The chairman for the event, Harold Hoyte, President and Editor-in-Chief of The Nation Publishing Company, stressed his disappointment in the poor attendance for what was a well-researched, scholarly and eloquent presentation. Any decision-maker, anyone involved in any significant role in public communication, development policies and strategies, or has more than a passing interest in the history of the origin, contributions and hurtful miniaturising of our experiment with an indigenous news service (wire and radio) and for the news and information flow about and within CARICOM, should read Sir Ronald's presentation.

It is disappointing that what happened on Tuesday night was an extension of a failure by media professionals – certainly top and middle-level decision-makers – in a region where, irrespective of ownership, the media has acquired an unflattering record in covering developments concerning the industry.

It is an attitude that cannot be divorced from the problems that eventually resulted in the collapse of the once vibrant CANA wire and radio news services and the subsequent 1999 merger of expediency for survival with the Caribbean Broadcasting Union (CBU).
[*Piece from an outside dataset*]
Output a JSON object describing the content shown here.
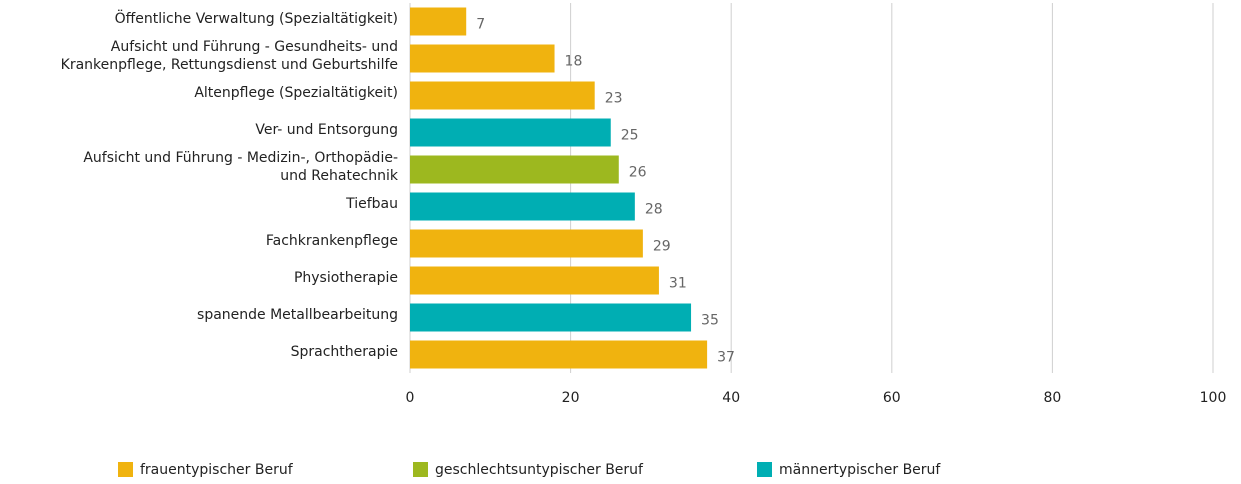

That merger spawned what now functions, with many restraints, as the Caribbean Media Corporation (CMC).
Appropriate alternatives for the drying up of foreign funding sources that have sustained CANA and CBU as separate entities, never seemed to have emerged as a serious consideration for the region's leading entrepreneurs, who maintained a very negative approach to Government involvement in a regional media/communications enterprise, such as CANA.

In his presentation, Sir Ronald wondered aloud whether now was not the time for the shareholders of what remains of CANA as a legal entity, to float today's CMC as a public company on the stock exchanges within CARICOM to give Caribbean people an opportunity to invest in it with the finance that could help launch an integrated pan-Caribbean radio and television network.

That would be a bold step. The question is whether once the regionally committed are motivated to pursue such an enterprise, others may want to supplant the idea of the CMC as a public company with a project of their own, if only to frustrate its realisation.

On a related note, the challenges ahead for an imaginative communications venture in the service of "one Caribbean, one economy, one people" could hardly be discerned from the reported results of the recent Sixth Caribbean Media Conference in Barbados. The conference has earned an unflattering profile in failure to attract meaningful representation and, worse, in advancing decisions taken.

© 1997-2005. Nation Publishing Company Limited.